Banque de France also initiated research on the links between biodiversity and financial stability. In 2019, an act was passed introducing mandatory reporting on financial risks related to biodiversity loss, as well as dependencies on and impacts to biodiversity.
In the EU, the disclosure framework requires disclosing alignment with all six environmental objectives of the EU taxonomy, including protection and restoration of biodiversity and ecosystems as of 2023, with further regulatory developments expected to strengthen this framework.
According to a 2023 report published by Inspire, Magyar Nemzeti Bank (MNB), Hungary’s central bank, “continues to stay at the cutting edge of integration of sustainability concerns in microprudential considerations”. The MNB assesses financial risks related to the decline in biodiversity and has subsequently developed financial supervisory methodologies to address those risks.
Potential routes forward
Central banks and supervisors are expected to increase their efforts in addressing nature-related risks. This may involve incorporating nature-related stress tests into regular assessments, promoting disclosure of nature-related risks by financial institutions, and providing guidance on integrating these risks into financial decision making.
Despite the similar characteristics of climate and nature-related risks, there are crucial differences; there is no biodiversity equivalent for specific targets such as the 1.5˚C threshold. To combat such challenges, various solutions have been proposed in the form of what the NGFS and Inspire call “narrative approaches”.
To develop narratives for transition and physical shocks, one can start with an inventory of existing biodiversity policies or invent hypothetical policies and transformative changes to mitigate biodiversity loss. For instance, envisioning a system where businesses pay for their biodiversity footprint, akin to carbon pricing. In the context of physical shocks, scenarios involving biodiversity tipping points being crossed can be constructed, as seen in practices by the World Bank and De Nederlandsche Bank.

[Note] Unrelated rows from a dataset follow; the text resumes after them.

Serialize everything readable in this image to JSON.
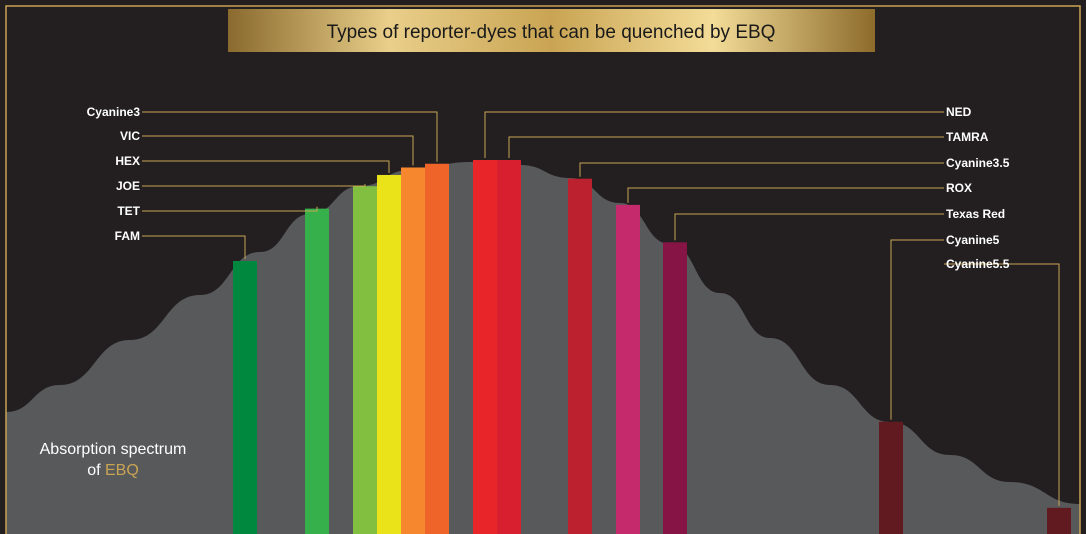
{
  "chart_data": {
    "type": "bar",
    "title": "Types of reporter-dyes that can be quenched by EBQ",
    "spectrum_label": {
      "line1": "Absorption spectrum",
      "line2_prefix": "of ",
      "line2_highlight": "EBQ"
    },
    "ylim": [
      0,
      1
    ],
    "dyes": [
      {
        "name": "FAM",
        "value": 0.73,
        "color": "#00893e",
        "label_side": "left"
      },
      {
        "name": "TET",
        "value": 0.87,
        "color": "#36b04a",
        "label_side": "left"
      },
      {
        "name": "JOE",
        "value": 0.93,
        "color": "#82bf41",
        "label_side": "left"
      },
      {
        "name": "HEX",
        "value": 0.96,
        "color": "#eae31a",
        "label_side": "left"
      },
      {
        "name": "VIC",
        "value": 0.98,
        "color": "#f6872f",
        "label_side": "left"
      },
      {
        "name": "Cyanine3",
        "value": 0.99,
        "color": "#ef6428",
        "label_side": "left"
      },
      {
        "name": "NED",
        "value": 1.0,
        "color": "#e8262a",
        "label_side": "right"
      },
      {
        "name": "TAMRA",
        "value": 1.0,
        "color": "#d71f30",
        "label_side": "right"
      },
      {
        "name": "Cyanine3.5",
        "value": 0.95,
        "color": "#bc2130",
        "label_side": "right"
      },
      {
        "name": "ROX",
        "value": 0.88,
        "color": "#c52a6c",
        "label_side": "right"
      },
      {
        "name": "Texas Red",
        "value": 0.78,
        "color": "#861545",
        "label_side": "right"
      },
      {
        "name": "Cyanine5",
        "value": 0.3,
        "color": "#611a1f",
        "label_side": "right"
      },
      {
        "name": "Cyanine5.5",
        "value": 0.07,
        "color": "#611a1f",
        "label_side": "right"
      }
    ],
    "colors": {
      "background": "#231f20",
      "spectrum_fill": "#58595b",
      "gold": "#c9a453",
      "label_text": "#ffffff"
    }
  }
}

Just recently, 27 of the world’s largest nature conservation organisations, institutes, business and finance coalitions came together to launch a new initiative aimed at delivering the Nature Positive Initiative, which seeks to halt and reverse biodiversity loss by 2030 from a 2020 baseline.
The rise of ecological economics is certainly not yet mainstream, but there is clearly diverse support for such a paradigm shift.
This article was amended to correct the meaning of the acronym Leap.